Subprime Mortgages were NOT the Cause of the Last Crash. It was the Race to Zero.
At the old Merrill Lynch, Win Smith and Stan O’Neal had a bit of a difference of opinions on business practices. Today we have a variety of opinions on social media, data gathering, bot advertising clicks and calls, and of course free music. All the points of view have nuggets of truth imbedded in very confusing noise and ambiguity and legalese. If Merrill Lynch stayed away from subprime mortgages, would other firms have just purchased even more? If our governments did not allow copyright infringements and bot ads, would the booming tech business just go to the next country? Rather than pointing fingers in circles right back at ourselves and others, the signal is clear amidst the noise, it’s not easy to hear but it’s clear once you hear it. There is some synthesized truth from all the different sides of the arguments.
As online brokerage companies raced towards trading commissions of closer to zero before the last crash, big firms had to find alternative, less than ideal profitable mechanisms. Subprime mortgages were the effect not the cause. The cause was the race to zero, an ambiguous, not wrong, race to zero. But a race to zero none-the-less. More of close to zero could be better than less of more than zero. But then that word Quality pops up again, the bigger picture, the long term, the next generation, oouuu, time, it starts to get grey, the more you drift from Quality, it just seems to get fuzzier. Maybe that reason is the signal amidst the noise.
If one part of the business keeps getting closer to zero and we have to report higher earnings the next quarter, hmmm, maybe we need to make some less bad choices, less than prime choices, less than ideal, suboptimal choices, subprime choices somewhere else. This would be the effect. An effect that effectively becomes infective or infectious maybe…like just 1
Pringle perhaps, just 1, just 1 this quarter, maybe 2 next quarter to sustain the need to meet, to meet their, I mean my, I mean the expectations.

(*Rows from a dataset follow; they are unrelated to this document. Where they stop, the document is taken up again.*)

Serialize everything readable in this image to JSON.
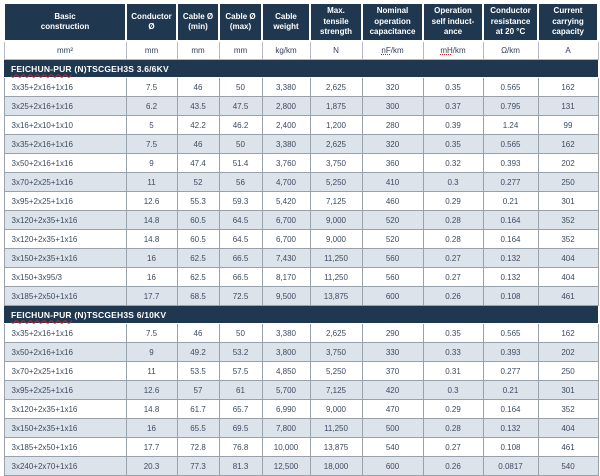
{
  "meta": {
    "header_bg": "#1f3850",
    "stripe_bg": "#dde3eb",
    "data_text_color": "#3d4c61",
    "spellcheck_color": "#cc2222"
  },
  "table": {
    "columns": [
      {
        "label": "Basic\nconstruction",
        "unit": "mm²",
        "unit_spellcheck": false
      },
      {
        "label": "Conductor\nØ",
        "unit": "mm",
        "unit_spellcheck": false
      },
      {
        "label": "Cable Ø\n(min)",
        "unit": "mm",
        "unit_spellcheck": false
      },
      {
        "label": "Cable Ø\n(max)",
        "unit": "mm",
        "unit_spellcheck": false
      },
      {
        "label": "Cable\nweight",
        "unit": "kg/km",
        "unit_spellcheck": false
      },
      {
        "label": "Max.\ntensile\nstrength",
        "unit": "N",
        "unit_spellcheck": false
      },
      {
        "label": "Nominal\noperation\ncapacitance",
        "unit": "nF/km",
        "unit_spellcheck": true
      },
      {
        "label": "Operation\nself induct-\nance",
        "unit": "mH/km",
        "unit_spellcheck": true
      },
      {
        "label": "Conductor\nresistance\nat 20 °C",
        "unit": "Ω/km",
        "unit_spellcheck": false
      },
      {
        "label": "Current\ncarrying\ncapacity",
        "unit": "A",
        "unit_spellcheck": false
      }
    ],
    "sections": [
      {
        "title_marked": "FEICHUN-PUR",
        "title_rest": " (N)TSCGEH3S 3.6/6KV",
        "rows": [
          [
            "3x35+2x16+1x16",
            "7.5",
            "46",
            "50",
            "3,380",
            "2,625",
            "320",
            "0.35",
            "0.565",
            "162"
          ],
          [
            "3x25+2x16+1x16",
            "6.2",
            "43.5",
            "47.5",
            "2,800",
            "1,875",
            "300",
            "0.37",
            "0.795",
            "131"
          ],
          [
            "3x16+2x10+1x10",
            "5",
            "42.2",
            "46.2",
            "2,400",
            "1,200",
            "280",
            "0.39",
            "1.24",
            "99"
          ],
          [
            "3x35+2x16+1x16",
            "7.5",
            "46",
            "50",
            "3,380",
            "2,625",
            "320",
            "0.35",
            "0.565",
            "162"
          ],
          [
            "3x50+2x16+1x16",
            "9",
            "47.4",
            "51.4",
            "3,760",
            "3,750",
            "360",
            "0.32",
            "0.393",
            "202"
          ],
          [
            "3x70+2x25+1x16",
            "11",
            "52",
            "56",
            "4,700",
            "5,250",
            "410",
            "0.3",
            "0.277",
            "250"
          ],
          [
            "3x95+2x25+1x16",
            "12.6",
            "55.3",
            "59.3",
            "5,420",
            "7,125",
            "460",
            "0.29",
            "0.21",
            "301"
          ],
          [
            "3x120+2x35+1x16",
            "14.8",
            "60.5",
            "64.5",
            "6,700",
            "9,000",
            "520",
            "0.28",
            "0.164",
            "352"
          ],
          [
            "3x120+2x35+1x16",
            "14.8",
            "60.5",
            "64.5",
            "6,700",
            "9,000",
            "520",
            "0.28",
            "0.164",
            "352"
          ],
          [
            "3x150+2x35+1x16",
            "16",
            "62.5",
            "66.5",
            "7,430",
            "11,250",
            "560",
            "0.27",
            "0.132",
            "404"
          ],
          [
            "3x150+3x95/3",
            "16",
            "62.5",
            "66.5",
            "8,170",
            "11,250",
            "560",
            "0.27",
            "0.132",
            "404"
          ],
          [
            "3x185+2x50+1x16",
            "17.7",
            "68.5",
            "72.5",
            "9,500",
            "13,875",
            "600",
            "0.26",
            "0.108",
            "461"
          ]
        ]
      },
      {
        "title_marked": "FEICHUN-PUR",
        "title_rest": " (N)TSCGEH3S 6/10KV",
        "rows": [
          [
            "3x35+2x16+1x16",
            "7.5",
            "46",
            "50",
            "3,380",
            "2,625",
            "290",
            "0.35",
            "0.565",
            "162"
          ],
          [
            "3x50+2x16+1x16",
            "9",
            "49.2",
            "53.2",
            "3,800",
            "3,750",
            "330",
            "0.33",
            "0.393",
            "202"
          ],
          [
            "3x70+2x25+1x16",
            "11",
            "53.5",
            "57.5",
            "4,850",
            "5,250",
            "370",
            "0.31",
            "0.277",
            "250"
          ],
          [
            "3x95+2x25+1x16",
            "12.6",
            "57",
            "61",
            "5,700",
            "7,125",
            "420",
            "0.3",
            "0.21",
            "301"
          ],
          [
            "3x120+2x35+1x16",
            "14.8",
            "61.7",
            "65.7",
            "6,990",
            "9,000",
            "470",
            "0.29",
            "0.164",
            "352"
          ],
          [
            "3x150+2x35+1x16",
            "16",
            "65.5",
            "69.5",
            "7,800",
            "11,250",
            "500",
            "0.28",
            "0.132",
            "404"
          ],
          [
            "3x185+2x50+1x16",
            "17.7",
            "72.8",
            "76.8",
            "10,000",
            "13,875",
            "540",
            "0.27",
            "0.108",
            "461"
          ],
          [
            "3x240+2x70+1x16",
            "20.3",
            "77.3",
            "81.3",
            "12,500",
            "18,000",
            "600",
            "0.26",
            "0.0817",
            "540"
          ]
        ]
      }
    ]
  }
}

If major investment firms are good with 0 and 0 and 0, the less than prime compromise, or expectation may be an accentuated, slightly higher reliance or maybe dependence on the perpetual, rapid growth of technology growth stocks that are ironically in their own race to 0. This common 0 thread is very interdependent and maybe you could say seemingly seamless. 0 costs for internet searches, zero costs for stock trades, zero costs for music, zero costs for mutual funds. Dependence on bots and bots of bot advertisement clicks, and a dependence on the appreciation in value of stocks that are dependent on bots and bots of bot advertisement clicks.
Such a world wide web of connectivity and yet so confusing. I would say the best thing to do is ask your bot if a race to zero is a positive economic indicator or a concern that needs some alternative investment strategies, not ask your bot, I mean ask your robot, no sorry, not your robot, your robo-advisor, or maybe it would be better to ask someone that has a title of financial advisor, they’re all great, any one will do, ehhhh, maybe it would be best to ask a web tools master instead, this way you can see what their calculator says to do. If those sound like less than prime choices, you could also seek out a Quality signal.
Quality is the signal. Seek Quality, not really that confusing when you tune out the noise.
In Marine Corps boot camp, when the Drill Instructor yells “zerooo”, all the recruits have to yell back in unison “Freeze recruit! Freeze!” and they of course need to freeze. That may be extreme. As Vanilla Ice would say, “Stop, Collaborate and Listen” to the sound…of zero.